Will it work? It’s too early to tell for sure. But in general, health care pilot programs run by federal bureaucrats have been notoriously unsuccessful. Nor have previous fraud fighting efforts had much effect: In July, the GAO released yet another report calling out inadequate anti-fraud efforts in Medicare and its sister program, Medicaid. By Cato Health Policy Director Michael Cannon’s count, it was GAO’s 159th such report. 

The Cost of Fighting Fraud

There are costs to fraud-fighting programs as well. One anti-fraud plan first sponsored by House Republicans is projected to cost about $930 million during the next decade. In itself, given the size of the problem, that’s a pittance. But the direct cost isn’t necessarily the biggest barrier for fraud fighters. “There would be some political problems with going after fraud,” says James Capretta, because “providers like to get prompt, no-questions-asked payment.” As a result, any such reform effort could provoke a revolt among the doctors, which would almost certainly be followed by a revolt among seniors when they are unable to find physicians to treat them.

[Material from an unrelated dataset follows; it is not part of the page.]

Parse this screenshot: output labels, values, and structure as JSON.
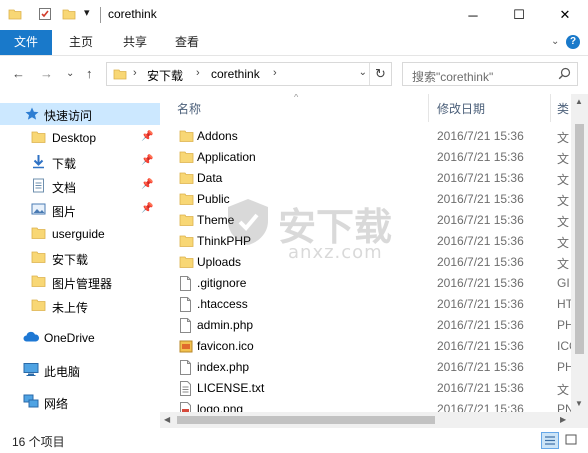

Medicare’s pervasive waste belies the argument that it’s more efficient than private providers; in 2010, the system made improper payments equal to nearly four times the total amount of all U.S. health insurer profits. But predictive modeling is only a small part of private-sector success; insurers also engage in extensive underwriting and human case-by-case review. Many doctors don’t look kindly on such bureaucratic intrusions. The Association of American Physicians & Surgeons, for example, has issued reports warning of the “negative impact” and “adverse side effects” of anti-fraud efforts, claiming they “have made it more difficult for patients to get care from the most honest and qualified physicians.” The real price of stepping up fraud prevention, they caution, may be paid by seniors who lose access to medical services. That’s a price few politicians are willing to pay. 

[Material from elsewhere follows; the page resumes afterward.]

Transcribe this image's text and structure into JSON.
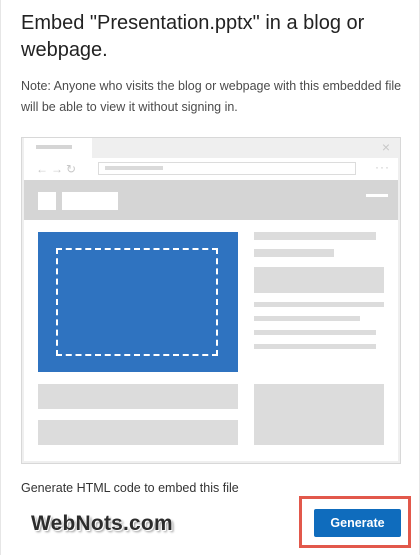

Weeding out fraud is an arduous, time-intensive process. And Medicare’s administrators, who are beholden to politicians who are in turn beholden to patient and provider constituents, may not have the stomach for it. It’s the classic political problem of diffuse costs and concentrated benefits. The cohorts that stand to benefit most from an inefficient system are also those with the loudest and most influential voices on the issue. It’s no accident that Medicare has evolved the way it has. 

No politician ever claims to like waste, fraud, and abuse. But powerful constituencies are invested in rejecting any meaningful change to a system that just so happens to enable such massive criminality. By guaranteeing speedy payments for the medical care of almost 50 million people, the government seems to be guaranteeing profits for health care crooks.

Peter Suderman is an associate editor at reason.